図13(a)に示すように、モータ100がその始動時に逆転し、アーム部820の先端部820aが係合部121aの周回軌道に進入すると、先端部821aの角に設けられた曲面が係合部121aの面に線接触する。これにより、アーム部820の先端部820aと係合部121aとが衝突する面積が小さく抑えられており、これらが衝突したときの衝突音が軽減されている。その他、例えば先端部821aまたは係合部121aに突起を設け、先端部821aと係合部121aとを点接触させても同様の効果を得ることができる。
そして、図13(b)に示すように、係合部121aとの接触後に係合部121aがアーム部820の先端部820aを退けるようにさらに回転すると、アーム部820の自由端側821は係合部121aに押されて変形制限部L側に湾曲する。係合部121aとの衝突の勢いが強く、隙間Gでその衝撃を吸収しきれなかった場合には、自由端側821は変形制限部Lに接触する。ここで、変形制限部Lはその先端の曲面でアーム部820の自由端側821と線接触する。これにより、アーム部820の自由端側821と変形制限部Lとが接触する面積が小さく抑えられており、これらが接触したときの衝突音がさらに軽減されている。なお、例えば自由端側821または変形制限部Lに突起を設け、自由端側821と変形制限部Lを点接触させても同様の効果を得ることができる。
またこのとき、アーム部820の先端部820aは本体部810に設けられた切欠き813に退避しており、先端部820aよりも根元側の部分が変形制限部Lに接触する。
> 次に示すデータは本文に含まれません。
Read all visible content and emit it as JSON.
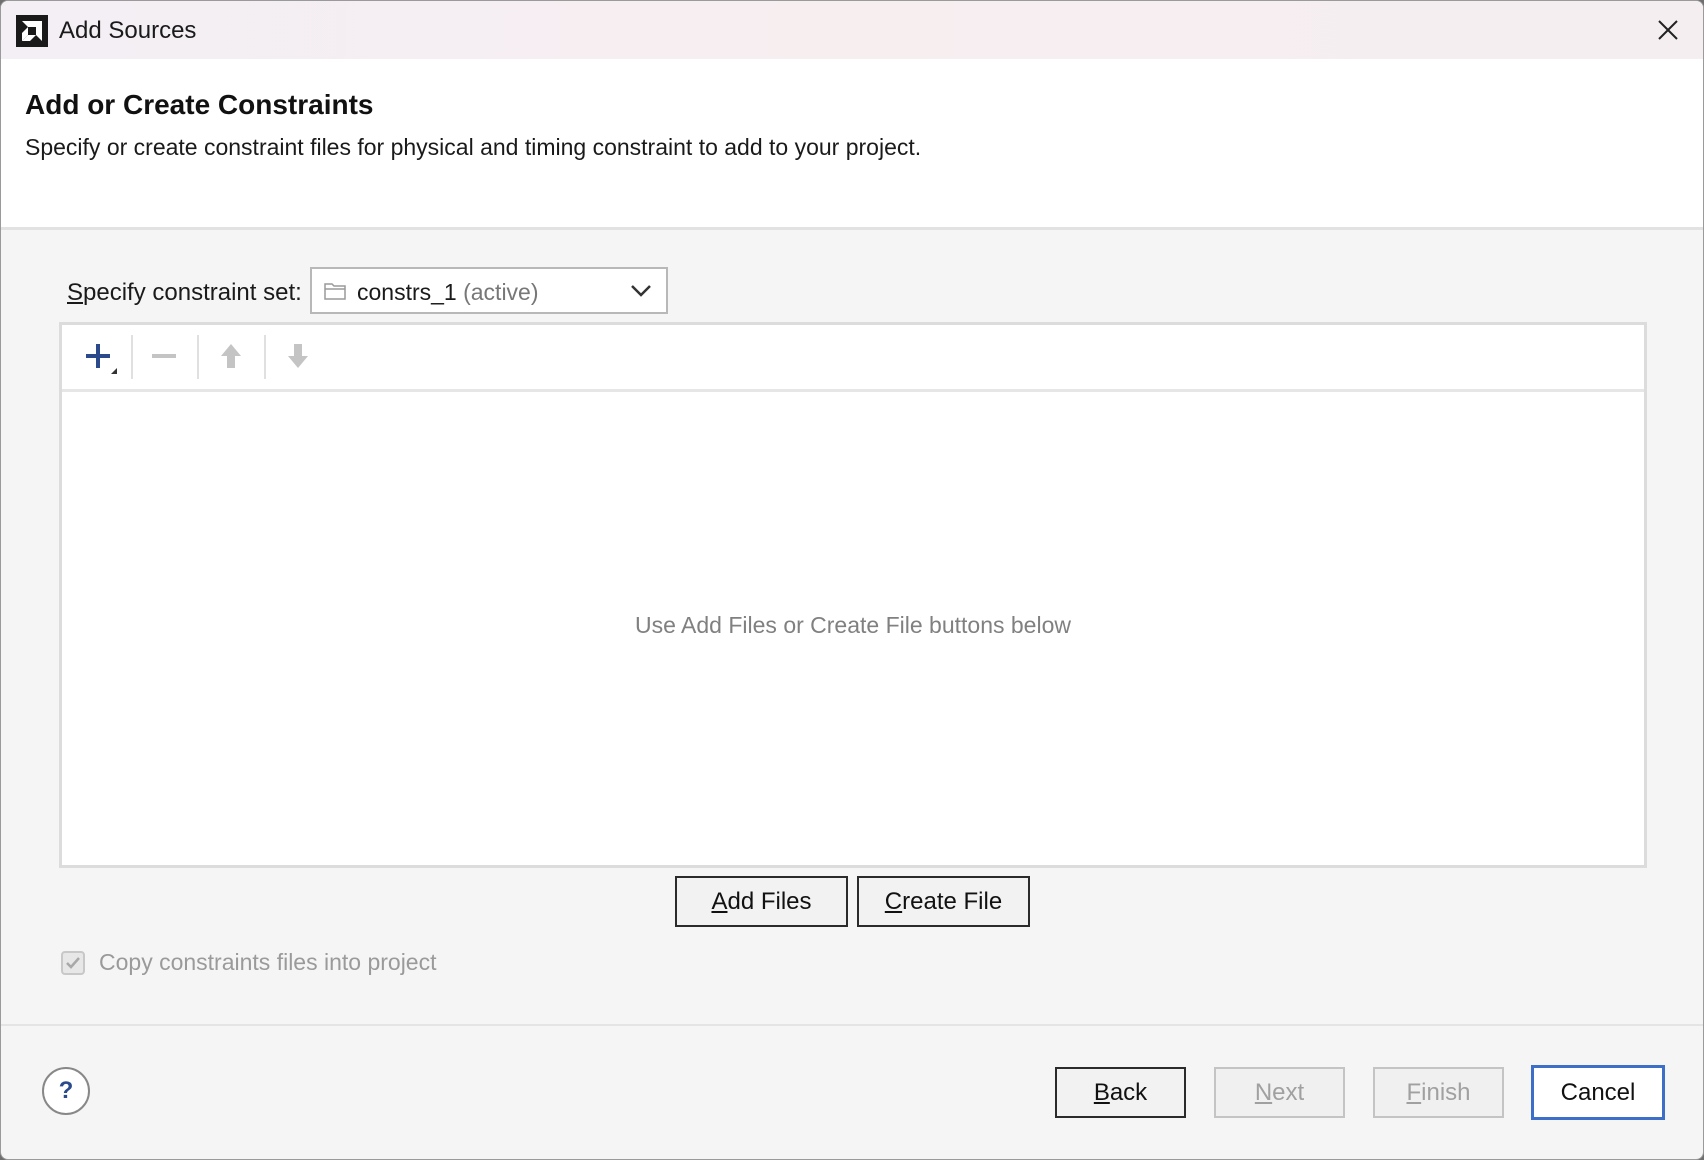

係合部121aとの衝突によりアーム部820が弾性変形するときには、その先端部820aが最も高速に移動する。アーム部820の先端部820aではなく先端部820aよりも根元側の部分を変形制限部Lに接触させることにより、アーム部820が変形制限部Lに衝突するときの勢いが軽減される。
その他、扇形ギヤ800の本体部810の円弧に相当する部分には、誘導回転体150の歯車部153aに噛合する歯車部811が形成されている。そして、係合部121aがアーム部820に衝突するときには、扇形ギヤ800は、歯車部811のうち歯丈が他の歯部よりも長く形成された部分である丈長部811aで誘導回転体150と噛合する。これにより、扇形ギヤ800と誘導回転体150の噛み合いが衝突の衝撃で外れることが防止されている。
また、扇形ギヤ800の回動中心部からは円筒形状の軸体830が上方に延出している。軸体830の上部には、軸体830の径方向外側に突出した係止片である正転時係止片835が形成されている。また、扇形ギヤ800の回動中心部からはさらに、誘導回転体150側の略反対方向に向かって、棒状のレバー部840が延出している。レバー部840の先端にはコイルばね690の一端が取り付けられるばねポスト841が設けられており、コイルばね690の他端は、ステータ110上に設けられたピン135に取り付けられる。
以上、本発明の実施の形態について詳細に説明したが、本発明は上記実施の形態に何ら限定されるものではなく、本発明の要旨を逸脱しない範囲で種々の改変が可能である。